On Friday, they presented their hard work in the form of a marionette show, complete with a biography for each character. Ashliman also wove in several coordinating musical numbers.
Earlier in the year, each student chose a historical figure from a list of approved research subjects and learned everything they could about that person.
As they did their research, each student created a marionette in the likeness of their research subject.
Each made their marionette out of clay and other materials at school in January.
When completed, the dolls were sent home with the students with instructions to dress them to match the character they represented.
Kelly Maynes, 8, chose to study Florence Nightingale, a pioneer in the nursing field, because she has always liked nurses.
“Her parents didn’t want her to be a nurse, because only men were doing that. So, she ran away and just started doing it,” Kelly said. “She was in the Army and helped all the men. If they got hurt or shot, she took care of them.”
Kelly said her mother helped her make the dress for her marionette.
Kelly’s best friend and project partner, Saria Barker, chose to study Elizabeth Blackwell, the first woman to receive a medical degree in the United States.
“Elizabeth Blackwell was rich, and her father owned two sugar refineries.

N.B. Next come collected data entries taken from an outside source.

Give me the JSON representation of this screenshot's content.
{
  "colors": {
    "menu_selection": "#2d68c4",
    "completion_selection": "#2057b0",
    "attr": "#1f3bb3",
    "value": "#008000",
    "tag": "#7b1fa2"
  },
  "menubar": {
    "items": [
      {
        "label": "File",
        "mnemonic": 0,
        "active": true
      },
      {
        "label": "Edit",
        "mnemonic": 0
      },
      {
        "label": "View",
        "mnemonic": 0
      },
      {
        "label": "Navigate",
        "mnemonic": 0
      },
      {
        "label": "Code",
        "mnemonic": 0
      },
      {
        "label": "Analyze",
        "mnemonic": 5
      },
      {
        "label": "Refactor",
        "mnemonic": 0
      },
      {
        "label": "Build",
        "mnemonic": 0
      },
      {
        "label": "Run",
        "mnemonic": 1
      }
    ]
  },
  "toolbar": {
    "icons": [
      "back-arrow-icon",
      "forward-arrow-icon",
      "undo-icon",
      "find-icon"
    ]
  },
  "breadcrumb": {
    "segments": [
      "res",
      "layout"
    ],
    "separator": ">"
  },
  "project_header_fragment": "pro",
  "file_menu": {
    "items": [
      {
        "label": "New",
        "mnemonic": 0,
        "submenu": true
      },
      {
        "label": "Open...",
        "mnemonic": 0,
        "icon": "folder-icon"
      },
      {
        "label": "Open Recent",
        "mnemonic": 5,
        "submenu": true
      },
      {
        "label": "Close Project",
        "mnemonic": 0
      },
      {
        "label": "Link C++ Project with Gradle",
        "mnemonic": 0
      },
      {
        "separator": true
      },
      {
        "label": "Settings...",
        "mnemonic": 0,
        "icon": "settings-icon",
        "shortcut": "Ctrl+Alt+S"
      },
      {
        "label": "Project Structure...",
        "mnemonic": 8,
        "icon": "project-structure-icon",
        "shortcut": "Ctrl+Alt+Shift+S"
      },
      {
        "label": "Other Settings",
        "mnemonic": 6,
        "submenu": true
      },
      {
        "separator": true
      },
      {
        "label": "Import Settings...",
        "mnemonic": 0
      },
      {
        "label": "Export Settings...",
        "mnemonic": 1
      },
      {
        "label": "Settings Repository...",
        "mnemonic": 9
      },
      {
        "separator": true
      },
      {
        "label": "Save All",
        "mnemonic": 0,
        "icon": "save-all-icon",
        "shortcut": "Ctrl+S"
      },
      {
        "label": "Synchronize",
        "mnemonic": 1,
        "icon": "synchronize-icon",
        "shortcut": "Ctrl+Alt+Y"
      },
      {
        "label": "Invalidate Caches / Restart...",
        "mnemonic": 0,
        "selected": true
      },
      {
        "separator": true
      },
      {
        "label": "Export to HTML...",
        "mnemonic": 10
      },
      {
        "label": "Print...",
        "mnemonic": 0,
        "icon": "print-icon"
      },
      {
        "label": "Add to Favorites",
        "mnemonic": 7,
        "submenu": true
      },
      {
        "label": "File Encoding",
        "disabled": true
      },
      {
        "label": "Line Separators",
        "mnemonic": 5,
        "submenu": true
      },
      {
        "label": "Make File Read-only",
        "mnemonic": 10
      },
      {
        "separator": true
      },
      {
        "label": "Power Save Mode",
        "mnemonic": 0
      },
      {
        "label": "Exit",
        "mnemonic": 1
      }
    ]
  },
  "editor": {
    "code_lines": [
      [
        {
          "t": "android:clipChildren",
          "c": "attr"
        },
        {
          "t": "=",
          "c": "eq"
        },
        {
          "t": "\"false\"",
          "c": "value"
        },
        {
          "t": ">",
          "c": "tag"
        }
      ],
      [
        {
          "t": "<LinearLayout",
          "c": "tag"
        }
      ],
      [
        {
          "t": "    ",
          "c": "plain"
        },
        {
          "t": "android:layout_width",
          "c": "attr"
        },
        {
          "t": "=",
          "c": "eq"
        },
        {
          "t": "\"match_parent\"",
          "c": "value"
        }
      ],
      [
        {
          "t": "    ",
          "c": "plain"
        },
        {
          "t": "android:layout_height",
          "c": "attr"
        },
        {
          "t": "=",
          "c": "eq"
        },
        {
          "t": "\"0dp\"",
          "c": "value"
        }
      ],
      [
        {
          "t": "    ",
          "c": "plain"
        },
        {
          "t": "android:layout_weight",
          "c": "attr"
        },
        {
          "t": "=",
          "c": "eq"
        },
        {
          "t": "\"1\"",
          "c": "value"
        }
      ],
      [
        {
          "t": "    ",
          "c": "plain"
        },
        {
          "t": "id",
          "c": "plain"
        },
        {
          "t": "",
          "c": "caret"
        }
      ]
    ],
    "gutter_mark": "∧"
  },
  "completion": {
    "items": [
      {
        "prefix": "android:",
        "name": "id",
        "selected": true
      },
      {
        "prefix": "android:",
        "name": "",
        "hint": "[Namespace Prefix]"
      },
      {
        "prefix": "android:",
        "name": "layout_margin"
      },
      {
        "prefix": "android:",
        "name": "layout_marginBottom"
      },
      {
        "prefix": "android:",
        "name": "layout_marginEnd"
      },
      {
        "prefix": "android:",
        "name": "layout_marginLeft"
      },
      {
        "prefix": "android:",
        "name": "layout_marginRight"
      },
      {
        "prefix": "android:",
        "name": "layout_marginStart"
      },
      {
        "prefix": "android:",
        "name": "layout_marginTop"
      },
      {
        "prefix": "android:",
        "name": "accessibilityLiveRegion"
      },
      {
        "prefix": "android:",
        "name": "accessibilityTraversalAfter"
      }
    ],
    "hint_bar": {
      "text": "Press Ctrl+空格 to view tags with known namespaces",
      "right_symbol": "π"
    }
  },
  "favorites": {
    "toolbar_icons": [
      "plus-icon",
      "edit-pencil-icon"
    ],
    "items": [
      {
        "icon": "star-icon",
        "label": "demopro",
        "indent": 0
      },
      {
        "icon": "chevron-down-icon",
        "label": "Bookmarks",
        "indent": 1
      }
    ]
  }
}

One refinery burned down, and later her father died, so she and her three sisters had to work to earn a living,” said Saria, 9.
She said her grandmother owns a doll shop, so she used one of her dresses for the marionette’s costume.
The class also worked hard to create the backdrops for the puppet show.
“They drew it in with pencil and then colored it in themselves,” Ashliman said. “I didn’t even do one thing.”
Jack Druyon, 9, was assigned to change the backdrop as the characters changed.
Neil Armstrong and Buzz Aldrin marionettes had a background of the moon and stars, while Jackie Robinson and Babe Ruth had a baseball field backdrop.
“(The students) learn so much about famous people in the world,” Ashliman said. “They learn how to write plays, how to speak as a character and learn about art on scenery.”
Ashliman has been doing this project with her students for 15 years.
She reminisced about a former student who came back to visit several years later to brag that they had stopped flipping through television channels to watch a documentary on the History Channel about Lewis and Clark. They had been introduced to them through this project, and it had sparked a lifelong interest.
Kelly said, “We learned a lot about important people.”